Tek olan biten sonu olmayan yolun uzayıp durmasıydı.
Başından beri her şey bu kadar karmaşık mıydı? Yoksa beni sevmesiyle mi felâkete dönüşmüştü? Nedense ikincisini seçmenin tarafındayım.
Dün gece ışıklar altında güzel, kusursuz ve eskiden olduğu gibi aramızda mesafe yokmuş gibi yakın görünüyordu. Nüket’e yaklaşmak ihtiyaca dönüştüğünde acele ederek saldıran dürtüsel hisler konuşma gidişatını yatak odasına çekmemle sonuç verirken de kafamın içinde dır dır ederek o kadar ileri gitmememi söyleyen sese kulak tıkadım. Sonuçta kim cennet önündeyken, cehennemde yaşamayı seçerdi.
Ona dokunamamak cehennemde yanmak gibiydi.
Cehennem gibi bir ateşte yaşamaktansa cennetine adım atmaktan başka hiçbir şey yoktu kafamda, yatağa gelmemize kadar işler nispeten iyi gidiyordu. Ve işte sonuç. Biyolojik dürtülerinin tuzağına düşmesi gereken son kişi ben olmalıydım. Onu korkutmamalıydım, merdiven teorisi diye hatırlatmıştım oysa. Ortalama adımlar…
Sonra her şey altüst oldu. Hayır, bu doğru değil. Altüst ettim. Birden birkaç basamak atladım, atlamamalıydım. Sağduyuma ne oldu?
Arzularım tarafından pusuya düşürüldüm.
Boş ver şimdi.
Yakınmanın faydası yok. Berbat ettiğim şeyle yüzleşmeliyim. Yorganı üzerimden attım, dün geceden bana yapışıp kalan sarhoşluğu üzerimden atabilmek için kendi odama gidip ılık bir duşun altına girdim. Üstümden akıp giderken su, kendime bir söz verdim. Durum her ne olursa olsun hata tekrarlanmayacak. Onu özledim ama biraz daha sabırlı olabilirim, Nüket bana adım atmadan önce aceleci davranarak her şeyi bir kez daha mahvetmeyecektim.
Bekleyecektim.
Bana gereken adımı onun atmasını.
Şiddetli istediğim zamanlarda bile.
Tamam, seks hakkında konuşmayı bile bırakacaktım. Boş ver. Önem sıralaması ailemize ait. Biz ortaya çıktıkça Nüket'in kafasındaki biz de daha net olacaktı. Dün geceden açığa çıkmıştı ki kafasının içinde hâlâ bizi bütün olarak bir yere koyamıyor. Burak bunun için uyarmamış mıydı zaten? İnsan zihninin değişimi ani kabullenmesi diye bir şey yoktu, bir süre acı tecrübeyi aramaya devam edecek gibi sözleri ettiği zaman dinlememiş gibi yapsam da tabii ki dinlemiştim.
Sorun yok.
Nüket benimle.
Önemli olan bu.
Sarhoşluğu ve beni duraksatan bütün o umutsuz düşünceler suyla akarak gidip yeniden canlandığımı hissettiğimde suyu kapatıp duştan çıktım. Bir havluyu belime sarıp baş havlusuyla saçımı kurularken çıktım banyodan. Giysi dolabımdan bir eşofman altı aldığımda telefonum çaldı.
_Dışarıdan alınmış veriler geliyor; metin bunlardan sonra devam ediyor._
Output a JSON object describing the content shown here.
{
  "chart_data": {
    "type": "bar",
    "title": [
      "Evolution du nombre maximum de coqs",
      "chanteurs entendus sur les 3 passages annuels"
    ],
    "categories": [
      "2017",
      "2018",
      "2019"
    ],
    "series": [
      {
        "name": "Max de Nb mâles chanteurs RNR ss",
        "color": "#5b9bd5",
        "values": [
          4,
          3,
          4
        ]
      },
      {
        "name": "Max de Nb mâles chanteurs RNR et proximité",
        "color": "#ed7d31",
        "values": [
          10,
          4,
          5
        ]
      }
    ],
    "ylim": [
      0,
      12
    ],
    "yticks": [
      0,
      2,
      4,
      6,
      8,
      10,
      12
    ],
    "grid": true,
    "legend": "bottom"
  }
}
Telefonu omzumla kulağımın arasına sıkıştırıp cevapladım. Diğer yandan eşofmanı geçiriyordum altıma.
“Savaş Bey,” dedi Sercan, şirketin teknik ekibindendi. En iyilerden biriydi. Nüket'i mesajla rahatsız eden numaranın sahibini bulmasını istemiştim. “Verdiğiniz numarayı araştırdım.”
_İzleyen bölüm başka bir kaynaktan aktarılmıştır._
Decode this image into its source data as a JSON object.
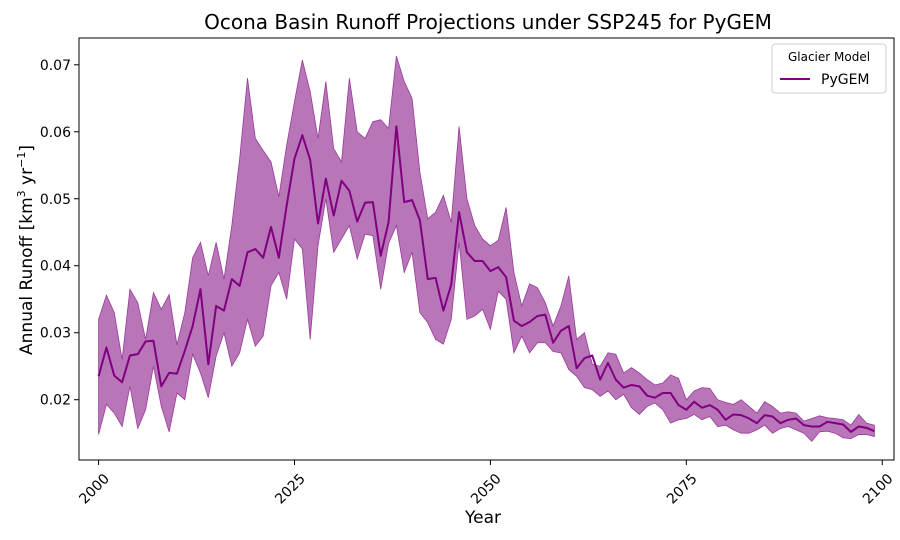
{
  "chart_data": {
    "type": "line",
    "title": "Ocona Basin Runoff Projections under SSP245 for PyGEM",
    "xlabel": "Year",
    "ylabel": "Annual Runoff [km³ yr⁻¹]",
    "ylabel_parts": {
      "main": "Annual Runoff [km",
      "sup1": "3",
      "mid": " yr",
      "sup2": "−1",
      "end": "]"
    },
    "xlim": [
      1997.5,
      2101.5
    ],
    "ylim": [
      0.011,
      0.074
    ],
    "xticks": [
      2000,
      2025,
      2050,
      2075,
      2100
    ],
    "yticks": [
      0.02,
      0.03,
      0.04,
      0.05,
      0.06,
      0.07
    ],
    "ytick_labels": [
      "0.02",
      "0.03",
      "0.04",
      "0.05",
      "0.06",
      "0.07"
    ],
    "grid": false,
    "legend": {
      "title": "Glacier Model",
      "position": "top-right"
    },
    "colors": {
      "line": "#800080",
      "band": "#B875B8",
      "band_edge": "#9a3a9a"
    },
    "series": [
      {
        "name": "PyGEM",
        "x": [
          2000,
          2001,
          2002,
          2003,
          2004,
          2005,
          2006,
          2007,
          2008,
          2009,
          2010,
          2011,
          2012,
          2013,
          2014,
          2015,
          2016,
          2017,
          2018,
          2019,
          2020,
          2021,
          2022,
          2023,
          2024,
          2025,
          2026,
          2027,
          2028,
          2029,
          2030,
          2031,
          2032,
          2033,
          2034,
          2035,
          2036,
          2037,
          2038,
          2039,
          2040,
          2041,
          2042,
          2043,
          2044,
          2045,
          2046,
          2047,
          2048,
          2049,
          2050,
          2051,
          2052,
          2053,
          2054,
          2055,
          2056,
          2057,
          2058,
          2059,
          2060,
          2061,
          2062,
          2063,
          2064,
          2065,
          2066,
          2067,
          2068,
          2069,
          2070,
          2071,
          2072,
          2073,
          2074,
          2075,
          2076,
          2077,
          2078,
          2079,
          2080,
          2081,
          2082,
          2083,
          2084,
          2085,
          2086,
          2087,
          2088,
          2089,
          2090,
          2091,
          2092,
          2093,
          2094,
          2095,
          2096,
          2097,
          2098,
          2099
        ],
        "mean": [
          0.0235,
          0.0278,
          0.0236,
          0.0226,
          0.0266,
          0.0268,
          0.0287,
          0.0288,
          0.022,
          0.024,
          0.0239,
          0.0273,
          0.031,
          0.0365,
          0.0253,
          0.034,
          0.0333,
          0.038,
          0.037,
          0.042,
          0.0425,
          0.0412,
          0.0458,
          0.0412,
          0.049,
          0.056,
          0.0595,
          0.0558,
          0.0463,
          0.053,
          0.0475,
          0.0527,
          0.0512,
          0.0466,
          0.0494,
          0.0495,
          0.0415,
          0.0465,
          0.0608,
          0.0495,
          0.0498,
          0.0468,
          0.038,
          0.0382,
          0.0333,
          0.0372,
          0.048,
          0.042,
          0.0407,
          0.0407,
          0.0392,
          0.0398,
          0.0383,
          0.0318,
          0.031,
          0.0316,
          0.0325,
          0.0327,
          0.0285,
          0.0303,
          0.031,
          0.0247,
          0.0262,
          0.0266,
          0.023,
          0.0255,
          0.023,
          0.0218,
          0.0222,
          0.022,
          0.0206,
          0.0203,
          0.021,
          0.021,
          0.0192,
          0.0185,
          0.0197,
          0.0188,
          0.0192,
          0.0185,
          0.017,
          0.0178,
          0.0177,
          0.0172,
          0.0165,
          0.0177,
          0.0175,
          0.0165,
          0.017,
          0.0172,
          0.0162,
          0.016,
          0.016,
          0.0167,
          0.0165,
          0.0163,
          0.0152,
          0.016,
          0.0158,
          0.0153
        ],
        "upper": [
          0.032,
          0.0356,
          0.033,
          0.026,
          0.0365,
          0.0345,
          0.029,
          0.036,
          0.0335,
          0.0357,
          0.0282,
          0.033,
          0.0412,
          0.0435,
          0.0385,
          0.0435,
          0.038,
          0.046,
          0.056,
          0.068,
          0.059,
          0.0572,
          0.0555,
          0.0503,
          0.058,
          0.0645,
          0.0707,
          0.066,
          0.059,
          0.0675,
          0.0575,
          0.0555,
          0.068,
          0.06,
          0.059,
          0.0615,
          0.0618,
          0.0605,
          0.0713,
          0.0675,
          0.065,
          0.054,
          0.047,
          0.048,
          0.0505,
          0.0465,
          0.0608,
          0.05,
          0.046,
          0.044,
          0.043,
          0.0438,
          0.0487,
          0.039,
          0.034,
          0.0373,
          0.0367,
          0.0345,
          0.031,
          0.034,
          0.0385,
          0.029,
          0.03,
          0.0253,
          0.025,
          0.027,
          0.0268,
          0.024,
          0.0248,
          0.024,
          0.023,
          0.0222,
          0.0225,
          0.0237,
          0.0232,
          0.02,
          0.0213,
          0.0218,
          0.0217,
          0.02,
          0.0196,
          0.0193,
          0.02,
          0.019,
          0.018,
          0.0197,
          0.019,
          0.018,
          0.0182,
          0.018,
          0.0168,
          0.0172,
          0.0176,
          0.0173,
          0.0172,
          0.017,
          0.0162,
          0.0178,
          0.0165,
          0.0162
        ],
        "lower": [
          0.0148,
          0.0193,
          0.018,
          0.016,
          0.022,
          0.0157,
          0.0185,
          0.025,
          0.019,
          0.0152,
          0.021,
          0.02,
          0.0268,
          0.024,
          0.0203,
          0.0265,
          0.03,
          0.025,
          0.027,
          0.032,
          0.028,
          0.0295,
          0.037,
          0.039,
          0.035,
          0.044,
          0.0425,
          0.029,
          0.043,
          0.05,
          0.042,
          0.044,
          0.046,
          0.041,
          0.0447,
          0.0445,
          0.0365,
          0.0433,
          0.046,
          0.039,
          0.042,
          0.033,
          0.0315,
          0.029,
          0.0283,
          0.032,
          0.0435,
          0.032,
          0.0325,
          0.0335,
          0.0305,
          0.0362,
          0.035,
          0.027,
          0.0295,
          0.027,
          0.0285,
          0.0285,
          0.0272,
          0.027,
          0.0245,
          0.0235,
          0.0218,
          0.0215,
          0.0205,
          0.0213,
          0.02,
          0.0208,
          0.0188,
          0.0178,
          0.019,
          0.0195,
          0.0185,
          0.0165,
          0.017,
          0.0172,
          0.0178,
          0.017,
          0.0175,
          0.016,
          0.0162,
          0.0155,
          0.015,
          0.015,
          0.0155,
          0.0162,
          0.015,
          0.0157,
          0.016,
          0.0155,
          0.015,
          0.0138,
          0.0152,
          0.0153,
          0.015,
          0.0143,
          0.0142,
          0.0148,
          0.0148,
          0.0145
        ]
      }
    ]
  }
}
Yatağın üstüne oturdum. “Evet Sercan, ne buldun?”
“Ülkeler arası dolaşan hayalet numara.”
Bu hiç iyi değildi.
“Ne? Profesyonel mi yani?”
Nüket'i ve beni tanıyan bunu yapabilecek yetenekli olarak bildiğim tek bir kişi vardı. Kutay. Kutay olamazdı. Ama her ihtimali değerlendireceksem… İntikam oyununu Nüket üzerinden devam ettiriyor olabilir miydi? Nüket’le uğraşmanın ona ne yararı olurdu ki? Canımı sıkmaktan başka. Canımı tekrar sıkmayı göze alabilir miydi?
“Mesajlar doğrudan Türkiye'den atılsa bile bunu gösteren ize henüz rastlamadık. Her kimse sıradan değil, profesyonel biriyle karşı karşıyayız.”
“Basitçe profesyonel yardım alıyor ya da. Ne yapıyor?”
“Aç kapa tekniği, bulmayı hâlâ istiyorsanız uğraştıcı olacak ve zaman alacak gibi duruyor.”
“Tamam, numaranın izini sürmeye devam et.”
Ardından sekreterimi arayıp bana Kutay'la bir görüşme ayarlamasını istedim. Zaten onunla görüşmeyi istiyordum. Eğer bu işin arkasından da tekrar o çıkarsa şayet, işte o zaman konuşmanın gidişatı değişecekti.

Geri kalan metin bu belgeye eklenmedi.